Friends of the Parks noted its agreement to a 30-day stay of a federal lawsuit against the original Lucas Museum plan allows them to move forward in court if no agreement is reached and the city attempts to go forward with a lakefront site. Irizarry said, if the Emanuel administration goes forward with a McCormick Place site, Friends of the Parks could amend its existing lawsuit or file a new one on the same arguments that a lakefront site violates public trust and lakefront protection statutes.

The group said it is willing to work with the city, the Park District, the museum, and the community "to find an alternative site that isn't on the lakefront or on a site that shrinks the city's public open space."

Specifically, the Friends of the Parks want the city to investigate other possible sites off the lakefront – including the vacant Michael Reese Hospital property, a location west of Lake Shore Drive across from the original proposed Lucas Museum site, or a 28-acre truck marshalling yard just east of the Reese site.

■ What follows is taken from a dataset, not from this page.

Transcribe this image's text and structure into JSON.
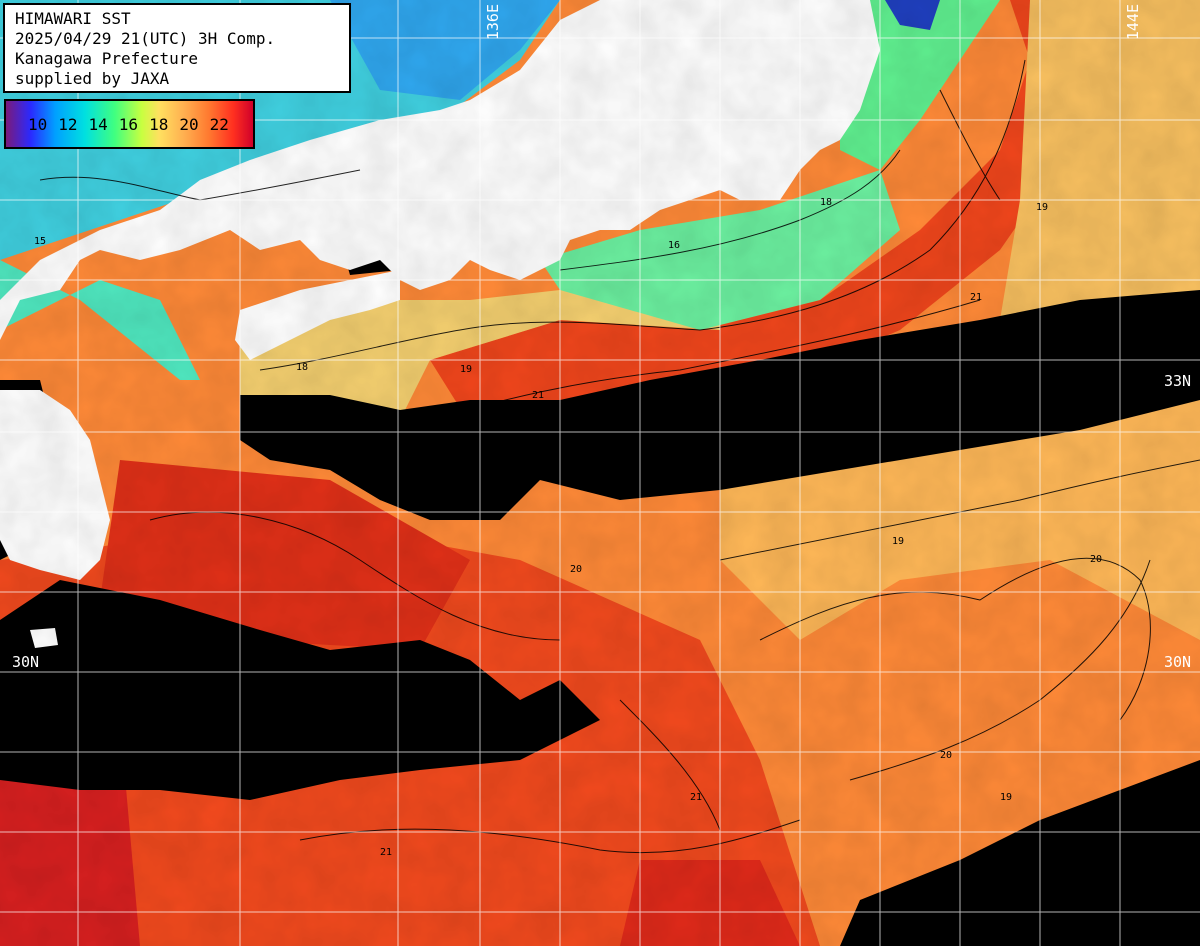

Irizarry said the Michael Reese Hospital site would provide just as many economic benefits without violating existing lakefront protections.

Emanuel has said he does not want to see Chicago to lose the Lucas Museum to Los Angeles or San Francisco, should George Lucas decide to pull out over the legal challenge to his preferred site.

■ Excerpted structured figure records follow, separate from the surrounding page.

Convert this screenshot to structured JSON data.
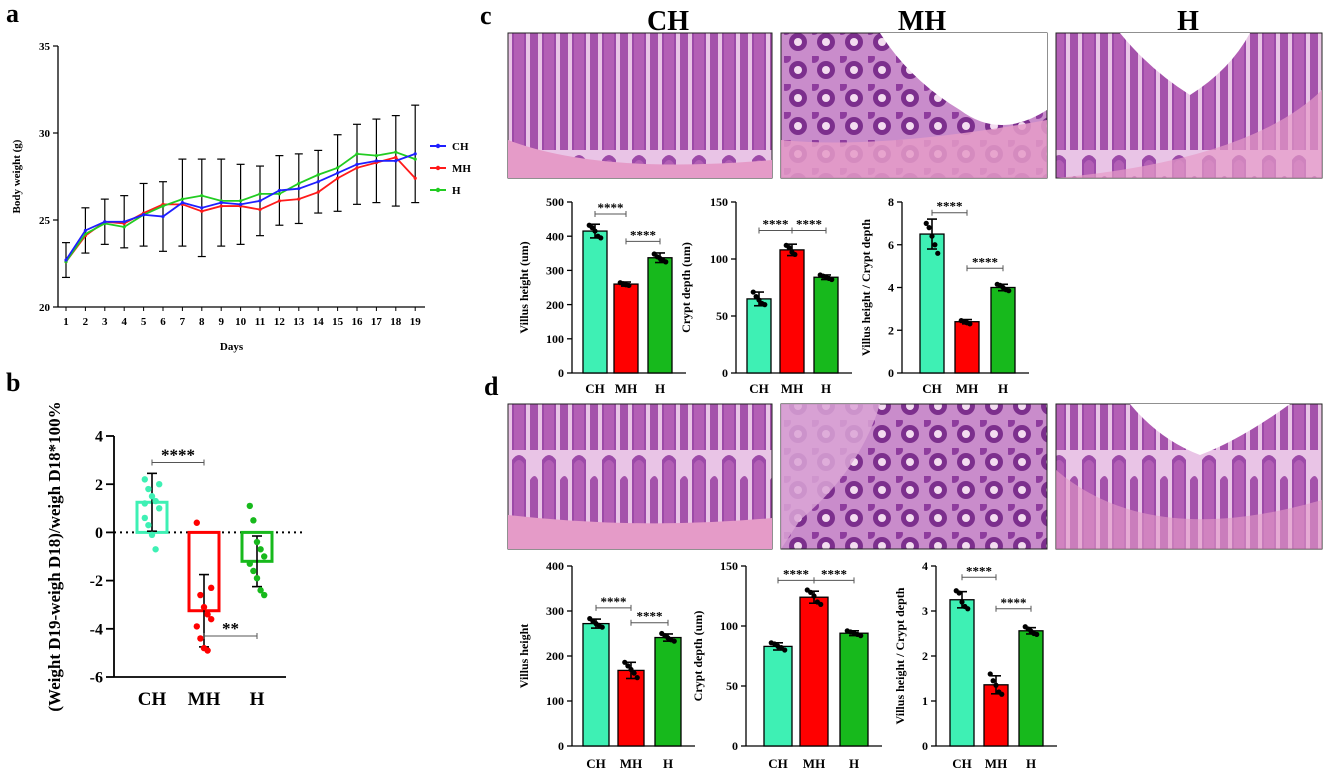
{
  "colors": {
    "CH": "#3ef0b4",
    "MH": "#ff0000",
    "H": "#17b91c",
    "lineCH": "#1f1fff",
    "lineMH": "#ff1a1a",
    "lineH": "#22cc22",
    "axis": "#000000"
  },
  "labels": {
    "a": "a",
    "b": "b",
    "c": "c",
    "d": "d"
  },
  "histology": {
    "headers": [
      "CH",
      "MH",
      "H"
    ],
    "c": [
      {
        "icon": "jejunum-villi-ch-image"
      },
      {
        "icon": "jejunum-villi-mh-image"
      },
      {
        "icon": "jejunum-villi-h-image"
      }
    ],
    "d": [
      {
        "icon": "ileum-villi-ch-image"
      },
      {
        "icon": "ileum-crypt-mh-image"
      },
      {
        "icon": "ileum-villi-h-image"
      }
    ]
  },
  "chart_data": [
    {
      "id": "a",
      "type": "line",
      "title": "",
      "xlabel": "Days",
      "ylabel": "Body weight (g)",
      "x": [
        1,
        2,
        3,
        4,
        5,
        6,
        7,
        8,
        9,
        10,
        11,
        12,
        13,
        14,
        15,
        16,
        17,
        18,
        19
      ],
      "xticks": [
        "1",
        "2",
        "3",
        "4",
        "5",
        "6",
        "7",
        "8",
        "9",
        "10",
        "11",
        "12",
        "13",
        "14",
        "15",
        "16",
        "17",
        "18",
        "19"
      ],
      "ylim": [
        20,
        35
      ],
      "yticks": [
        20,
        25,
        30,
        35
      ],
      "legend": "right",
      "series": [
        {
          "name": "CH",
          "values": [
            22.7,
            24.4,
            24.9,
            24.9,
            25.3,
            25.2,
            26.0,
            25.7,
            26.0,
            25.9,
            26.1,
            26.7,
            26.8,
            27.2,
            27.7,
            28.2,
            28.4,
            28.4,
            28.8
          ],
          "errors": [
            1.0,
            1.3,
            1.3,
            1.5,
            1.8,
            2.0,
            2.5,
            2.8,
            2.5,
            2.3,
            2.0,
            2.0,
            2.0,
            1.8,
            2.2,
            2.3,
            2.4,
            2.6,
            2.8
          ]
        },
        {
          "name": "MH",
          "values": [
            22.6,
            24.1,
            24.9,
            24.8,
            25.4,
            25.9,
            25.9,
            25.5,
            25.8,
            25.8,
            25.6,
            26.1,
            26.2,
            26.6,
            27.4,
            28.0,
            28.3,
            28.6,
            27.4
          ]
        },
        {
          "name": "H",
          "values": [
            22.6,
            24.2,
            24.8,
            24.6,
            25.3,
            25.8,
            26.2,
            26.4,
            26.1,
            26.1,
            26.5,
            26.5,
            27.1,
            27.6,
            28.0,
            28.8,
            28.7,
            28.9,
            28.5
          ]
        }
      ]
    },
    {
      "id": "b",
      "type": "bar",
      "categories": [
        "CH",
        "MH",
        "H"
      ],
      "values": [
        1.25,
        -3.25,
        -1.2
      ],
      "errors": [
        1.2,
        1.5,
        1.05
      ],
      "points": [
        [
          2.2,
          1.8,
          1.5,
          1.3,
          1.0,
          0.6,
          0.3,
          -0.1,
          -0.7,
          2.0,
          1.2
        ],
        [
          0.4,
          -2.6,
          -3.1,
          -3.4,
          -3.6,
          -3.9,
          -4.4,
          -4.8,
          -4.9,
          -2.3
        ],
        [
          1.1,
          0.5,
          -0.4,
          -0.7,
          -1.0,
          -1.3,
          -1.6,
          -1.9,
          -2.4,
          -2.6
        ]
      ],
      "ylabel": "(Weight D19-weigh D18)/weigh D18*100%",
      "ylim": [
        -6,
        4
      ],
      "yticks": [
        -6,
        -4,
        -2,
        0,
        2,
        4
      ],
      "baseline_dotted": true,
      "significance": [
        {
          "from": 0,
          "to": 1,
          "text": "****",
          "y": 2.9
        },
        {
          "from": 1,
          "to": 2,
          "text": "**",
          "y": -4.3
        }
      ]
    },
    {
      "id": "c1",
      "type": "bar",
      "categories": [
        "CH",
        "MH",
        "H"
      ],
      "values": [
        415,
        260,
        337
      ],
      "errors": [
        20,
        6,
        14
      ],
      "points": [
        [
          432,
          425,
          415,
          400,
          395
        ],
        [
          264,
          261,
          258,
          256
        ],
        [
          348,
          340,
          335,
          330,
          325
        ]
      ],
      "ylabel": "Villus height (um)",
      "ylim": [
        0,
        500
      ],
      "yticks": [
        0,
        100,
        200,
        300,
        400,
        500
      ],
      "significance": [
        {
          "from": 0,
          "to": 1,
          "text": "****",
          "y": 465
        },
        {
          "from": 1,
          "to": 2,
          "text": "****",
          "y": 385
        }
      ]
    },
    {
      "id": "c2",
      "type": "bar",
      "categories": [
        "CH",
        "MH",
        "H"
      ],
      "values": [
        65,
        108,
        84
      ],
      "errors": [
        6,
        5,
        2
      ],
      "points": [
        [
          71,
          67,
          64,
          61,
          60
        ],
        [
          112,
          110,
          106,
          104
        ],
        [
          86,
          85,
          84,
          83,
          82
        ]
      ],
      "ylabel": "Crypt depth (um)",
      "ylim": [
        0,
        150
      ],
      "yticks": [
        0,
        50,
        100,
        150
      ],
      "significance": [
        {
          "from": 0,
          "to": 1,
          "text": "****",
          "y": 125
        },
        {
          "from": 1,
          "to": 2,
          "text": "****",
          "y": 125
        }
      ]
    },
    {
      "id": "c3",
      "type": "bar",
      "categories": [
        "CH",
        "MH",
        "H"
      ],
      "values": [
        6.5,
        2.4,
        4.0
      ],
      "errors": [
        0.7,
        0.1,
        0.15
      ],
      "points": [
        [
          7.0,
          6.8,
          6.4,
          6.0,
          5.6
        ],
        [
          2.45,
          2.4,
          2.35,
          2.3
        ],
        [
          4.15,
          4.1,
          4.0,
          3.9,
          3.85
        ]
      ],
      "ylabel": "Villus height / Crypt depth",
      "ylim": [
        0,
        8
      ],
      "yticks": [
        0,
        2,
        4,
        6,
        8
      ],
      "significance": [
        {
          "from": 0,
          "to": 1,
          "text": "****",
          "y": 7.5
        },
        {
          "from": 1,
          "to": 2,
          "text": "****",
          "y": 4.9
        }
      ]
    },
    {
      "id": "d1",
      "type": "bar",
      "categories": [
        "CH",
        "MH",
        "H"
      ],
      "values": [
        272,
        168,
        241
      ],
      "errors": [
        10,
        18,
        8
      ],
      "points": [
        [
          283,
          277,
          272,
          268,
          264
        ],
        [
          186,
          178,
          170,
          162,
          152
        ],
        [
          250,
          245,
          240,
          236,
          233
        ]
      ],
      "ylabel": "Villus height",
      "ylim": [
        0,
        400
      ],
      "yticks": [
        0,
        100,
        200,
        300,
        400
      ],
      "significance": [
        {
          "from": 0,
          "to": 1,
          "text": "****",
          "y": 307
        },
        {
          "from": 1,
          "to": 2,
          "text": "****",
          "y": 274
        }
      ]
    },
    {
      "id": "d2",
      "type": "bar",
      "categories": [
        "CH",
        "MH",
        "H"
      ],
      "values": [
        83,
        124,
        94
      ],
      "errors": [
        3,
        5,
        2
      ],
      "points": [
        [
          86,
          85,
          83,
          82,
          80
        ],
        [
          130,
          128,
          125,
          120,
          118
        ],
        [
          96,
          95,
          94,
          93,
          92
        ]
      ],
      "ylabel": "Crypt depth (um)",
      "ylim": [
        0,
        150
      ],
      "yticks": [
        0,
        50,
        100,
        150
      ],
      "significance": [
        {
          "from": 0,
          "to": 1,
          "text": "****",
          "y": 138
        },
        {
          "from": 1,
          "to": 2,
          "text": "****",
          "y": 138
        }
      ]
    },
    {
      "id": "d3",
      "type": "bar",
      "categories": [
        "CH",
        "MH",
        "H"
      ],
      "values": [
        3.25,
        1.36,
        2.56
      ],
      "errors": [
        0.18,
        0.2,
        0.07
      ],
      "points": [
        [
          3.45,
          3.4,
          3.2,
          3.1,
          3.05
        ],
        [
          1.6,
          1.45,
          1.35,
          1.2,
          1.15
        ],
        [
          2.65,
          2.6,
          2.55,
          2.5,
          2.48
        ]
      ],
      "ylabel": "Villus height / Crypt depth",
      "ylim": [
        0,
        4
      ],
      "yticks": [
        0,
        1,
        2,
        3,
        4
      ],
      "significance": [
        {
          "from": 0,
          "to": 1,
          "text": "****",
          "y": 3.75
        },
        {
          "from": 1,
          "to": 2,
          "text": "****",
          "y": 3.05
        }
      ]
    }
  ]
}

The mayor's compromise plan would require state lawmakers and the governor to authorize a series of tax hikes, as well as $1.2 billion in new borrowing for the Metropolitan Pier and Exposition Authority, which runs McCormick Place.

On Monday, Emanuel said it's important the state help keep the museum in Chicago, along with the jobs and educational and cultural benefits it would bring.

Tuesday afternoon, the mayor's office released a statement saying, "We're disappointed and baffled at Friends of the Parks' comments, which are contradictory to the decision they made less than 24 hours ago to stay the lawsuit. Friends of the Parks has taken inconsistent and incoherent positions, making it impossible to work with them."